Der Text ist auch im Sammelband «Filme für den kreativen Widerstand» enthalten, den Elena Fischli 2023 publizierte. Ihr ist es auch zu verdanken, dass der Film «RUHE» (nun unter verkürztem Titel) doch noch den Weg an die Öffentlichkeit gefunden hat und seit letztem Jahr in einer restaurierten Form zur Verfügung steht. Am 3. Oktober 2024 zeigt «royalscandalcinema» den Film im Kulturlokal Royal in Baden. Jakob Tanner, emeritierter Professor für Geschichte an der Universität Zürich, führt in den Film und seine Entstehungszeit ein. Im Anschluss an Referat und Film präsentiert Elena Fischli ihr Buch zu Karl Saurers Filmschaffen. Als Lehrstück über die Politisierung der SRG ist «RUHE» heute so aktuell wie vor 50 Jahren.

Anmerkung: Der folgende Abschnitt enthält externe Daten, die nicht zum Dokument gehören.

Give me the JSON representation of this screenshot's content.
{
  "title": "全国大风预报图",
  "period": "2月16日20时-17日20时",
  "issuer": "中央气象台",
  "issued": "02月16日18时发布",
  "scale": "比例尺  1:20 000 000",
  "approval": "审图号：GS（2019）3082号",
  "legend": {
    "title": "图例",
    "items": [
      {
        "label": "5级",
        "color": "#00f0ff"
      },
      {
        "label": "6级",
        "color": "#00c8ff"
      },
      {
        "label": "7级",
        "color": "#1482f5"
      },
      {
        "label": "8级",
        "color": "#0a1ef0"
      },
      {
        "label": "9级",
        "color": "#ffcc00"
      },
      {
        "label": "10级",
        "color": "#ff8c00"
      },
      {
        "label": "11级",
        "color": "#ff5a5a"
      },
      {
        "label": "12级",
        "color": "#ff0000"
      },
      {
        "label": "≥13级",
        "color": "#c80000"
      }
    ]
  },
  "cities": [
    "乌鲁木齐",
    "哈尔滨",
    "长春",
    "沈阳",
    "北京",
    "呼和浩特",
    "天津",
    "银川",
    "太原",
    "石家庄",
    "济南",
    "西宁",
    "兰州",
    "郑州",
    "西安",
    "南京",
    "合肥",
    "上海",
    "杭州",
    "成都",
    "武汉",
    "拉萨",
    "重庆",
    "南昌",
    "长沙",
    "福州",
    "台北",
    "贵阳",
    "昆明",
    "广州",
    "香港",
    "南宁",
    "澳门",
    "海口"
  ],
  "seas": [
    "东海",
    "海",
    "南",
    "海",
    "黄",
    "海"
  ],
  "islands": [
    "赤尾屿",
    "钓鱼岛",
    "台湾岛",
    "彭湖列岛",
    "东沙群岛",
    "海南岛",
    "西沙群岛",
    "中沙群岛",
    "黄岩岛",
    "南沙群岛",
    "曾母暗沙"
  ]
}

Jakob Tanner ist emeritierter Professor für Allgemeine und Schweizer Geschichte der neueren und neuesten Zeit am Historischen Seminar und an der Forschungsstelle für Sozial- und Wirtschaftsgeschichte der Universität Zürich. Er forscht und forschte zur Wissens- und Wissenschaftsgeschichte, zur Geschichte der Schweiz im europäischen Kontext, zur Wirtschafts-, Unternehmens- und Finanzgeschichte, zur Geschichte von Ernährung, Drogen und Psychiatrie. Mit der Eröffnung neuer Forschungsfelder wie auch durch seine pointierten Stellungnahmen als kritischer Intellektueller hat er die Schweizer Geschichtsschreibung seit den 1980er Jahren massgeblich geprägt – nicht zuletzt mit seiner «Geschichte der Schweiz im 20. Jahrhundert».